Your summer reading series just keeps chugging along. Our first three parts introduced you to competitors from Akron, Bowling Green, and Ball State. This time we head Northeast for a man who is a bit of an outlier, in several ways.

Battle is credited with being the driving force that turned the Bulls from a 17-39 team his first two seasons to a 40-22 team in the second half of his playing career. I'm assuming it is because of various intangibles, because the odds are fairly low of Buffalo winning 35% more games in his second two years because his scoring average went up three points per game (he was otherwise pretty consistently average during his playing career - 14 points, 4.5 rebounds, 4.5 assists per game in three years of full-time starting).

Granted, there is not a lot to be done when you are the best player in a mediocre program. Battle bookended his career by being the first Bull ever to make the conference all-freshman team, and ended it as MAC Player of the Year and three-time team MVP.

These are exactly the kind of guys that are just not quite good enough to make it to the NBA. Battle may have been good enough to at least grab a foothold in the NBDL if the size of the league had doubled when he graduated in '05 instead of the following year when he was already headed out of town - way out of town.

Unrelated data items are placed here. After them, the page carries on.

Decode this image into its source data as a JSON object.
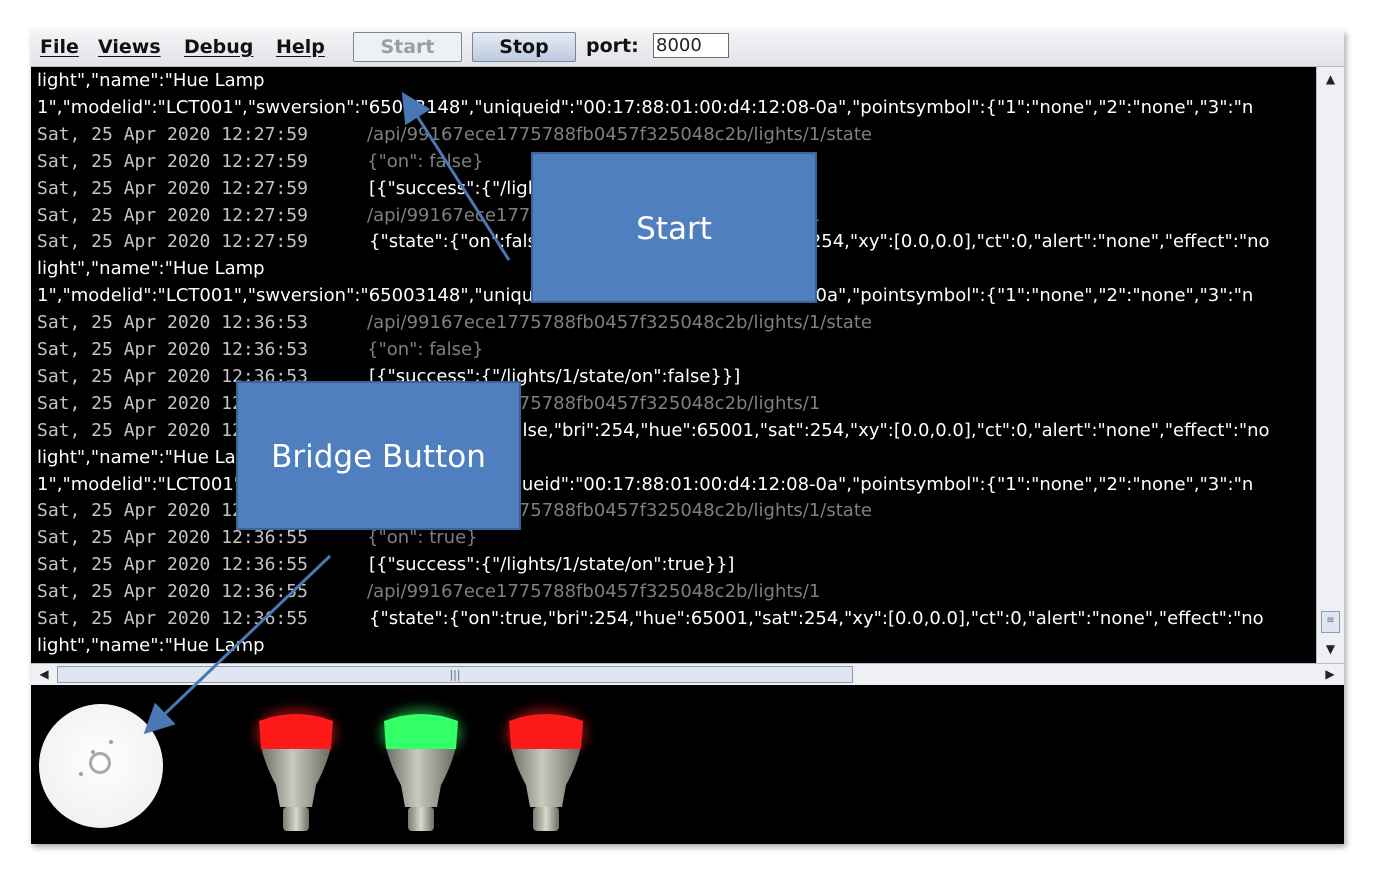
{
  "menu": {
    "items": [
      {
        "label": "File"
      },
      {
        "label": "Views"
      },
      {
        "label": "Debug"
      },
      {
        "label": "Help"
      }
    ]
  },
  "toolbar": {
    "start_label": "Start",
    "stop_label": "Stop",
    "port_label": "port:",
    "port_value": "8000"
  },
  "log": {
    "lines": [
      {
        "kind": "full",
        "text": "light\",\"name\":\"Hue Lamp"
      },
      {
        "kind": "full",
        "text": "1\",\"modelid\":\"LCT001\",\"swversion\":\"65003148\",\"uniqueid\":\"00:17:88:01:00:d4:12:08-0a\",\"pointsymbol\":{\"1\":\"none\",\"2\":\"none\",\"3\":\"n"
      },
      {
        "kind": "gray",
        "ts": "Sat, 25 Apr 2020 12:27:59",
        "text": "/api/99167ece1775788fb0457f325048c2b/lights/1/state"
      },
      {
        "kind": "gray",
        "ts": "Sat, 25 Apr 2020 12:27:59",
        "text": "{\"on\": false}"
      },
      {
        "kind": "white",
        "ts": "Sat, 25 Apr 2020 12:27:59",
        "text": "[{\"success\":{\"/lights/1/state/on\":false}}]"
      },
      {
        "kind": "gray",
        "ts": "Sat, 25 Apr 2020 12:27:59",
        "text": "/api/99167ece1775788fb0457f325048c2b/lights/1"
      },
      {
        "kind": "white",
        "ts": "Sat, 25 Apr 2020 12:27:59",
        "text": "{\"state\":{\"on\":false,\"bri\":254,\"hue\":65001,\"sat\":254,\"xy\":[0.0,0.0],\"ct\":0,\"alert\":\"none\",\"effect\":\"no"
      },
      {
        "kind": "full",
        "text": "light\",\"name\":\"Hue Lamp"
      },
      {
        "kind": "full",
        "text": "1\",\"modelid\":\"LCT001\",\"swversion\":\"65003148\",\"uniqueid\":\"00:17:88:01:00:d4:12:08-0a\",\"pointsymbol\":{\"1\":\"none\",\"2\":\"none\",\"3\":\"n"
      },
      {
        "kind": "gray",
        "ts": "Sat, 25 Apr 2020 12:36:53",
        "text": "/api/99167ece1775788fb0457f325048c2b/lights/1/state"
      },
      {
        "kind": "gray",
        "ts": "Sat, 25 Apr 2020 12:36:53",
        "text": "{\"on\": false}"
      },
      {
        "kind": "white",
        "ts": "Sat, 25 Apr 2020 12:36:53",
        "text": "[{\"success\":{\"/lights/1/state/on\":false}}]"
      },
      {
        "kind": "gray",
        "ts": "Sat, 25 Apr 2020 12:36:53",
        "text": "/api/99167ece1775788fb0457f325048c2b/lights/1"
      },
      {
        "kind": "white",
        "ts": "Sat, 25 Apr 2020 12:36:53",
        "text": "{\"state\":{\"on\":false,\"bri\":254,\"hue\":65001,\"sat\":254,\"xy\":[0.0,0.0],\"ct\":0,\"alert\":\"none\",\"effect\":\"no"
      },
      {
        "kind": "full",
        "text": "light\",\"name\":\"Hue Lamp"
      },
      {
        "kind": "full",
        "text": "1\",\"modelid\":\"LCT001\",\"swversion\":\"65003148\",\"uniqueid\":\"00:17:88:01:00:d4:12:08-0a\",\"pointsymbol\":{\"1\":\"none\",\"2\":\"none\",\"3\":\"n"
      },
      {
        "kind": "gray",
        "ts": "Sat, 25 Apr 2020 12:36:55",
        "text": "/api/99167ece1775788fb0457f325048c2b/lights/1/state"
      },
      {
        "kind": "gray",
        "ts": "Sat, 25 Apr 2020 12:36:55",
        "text": "{\"on\": true}"
      },
      {
        "kind": "white",
        "ts": "Sat, 25 Apr 2020 12:36:55",
        "text": "[{\"success\":{\"/lights/1/state/on\":true}}]"
      },
      {
        "kind": "gray",
        "ts": "Sat, 25 Apr 2020 12:36:55",
        "text": "/api/99167ece1775788fb0457f325048c2b/lights/1"
      },
      {
        "kind": "white",
        "ts": "Sat, 25 Apr 2020 12:36:55",
        "text": "{\"state\":{\"on\":true,\"bri\":254,\"hue\":65001,\"sat\":254,\"xy\":[0.0,0.0],\"ct\":0,\"alert\":\"none\",\"effect\":\"no"
      },
      {
        "kind": "full",
        "text": "light\",\"name\":\"Hue Lamp"
      },
      {
        "kind": "full",
        "text": "1\",\"modelid\":\"LCT001\",\"swversion\":\"65003148\",\"uniqueid\":\"00:17:88:01:00:d4:12:08-0a\",\"pointsymbol\":{\"1\":\"none\",\"2\":\"none\",\"3\":\"n"
      }
    ]
  },
  "scene": {
    "bulbs": [
      {
        "color": "#ff1a1a"
      },
      {
        "color": "#33ff66"
      },
      {
        "color": "#ff1a1a"
      }
    ]
  },
  "annotations": {
    "start_callout": "Start",
    "bridge_callout": "Bridge Button"
  },
  "colors": {
    "callout_fill": "#4f7fbe",
    "arrow": "#4a78b5"
  }
}
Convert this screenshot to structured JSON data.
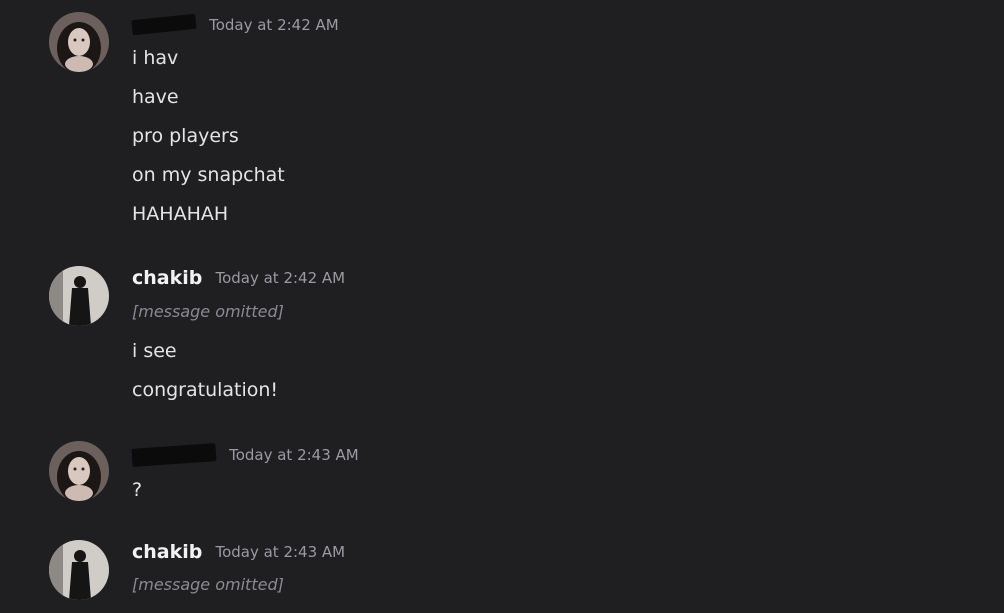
{
  "messages": [
    {
      "author": "",
      "author_redacted": true,
      "timestamp": "Today at 2:42 AM",
      "avatar_icon": "girl-portrait-avatar",
      "lines": [
        "i hav",
        "have",
        "pro players",
        "on my snapchat",
        "HAHAHAH"
      ]
    },
    {
      "author": "chakib",
      "author_redacted": false,
      "timestamp": "Today at 2:42 AM",
      "avatar_icon": "dark-figure-avatar",
      "lines": [
        "i see",
        "congratulation!"
      ]
    },
    {
      "author": "",
      "author_redacted": true,
      "timestamp": "Today at 2:43 AM",
      "avatar_icon": "girl-portrait-avatar",
      "lines": [
        "?"
      ]
    },
    {
      "author": "chakib",
      "author_redacted": false,
      "timestamp": "Today at 2:43 AM",
      "avatar_icon": "dark-figure-avatar",
      "lines": []
    }
  ],
  "omitted_note": "[message omitted]",
  "colors": {
    "background": "#1f1f22",
    "text": "#e4e4e6",
    "muted": "#9a9aa0"
  }
}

After his collegiate career ended, Battle spent the 2005-06 season playing professionally both locally (with the Buffalo Rapids) as well as around the world in Estonia, France and Sweden. After an arm injury put a halt to his playing time, Battle spent time in Buffalo close to the Bulls’ program, while also getting his coaching career started at Sweet Home High School. Battle is now heading into his sixth season as an assistant on the UB staff.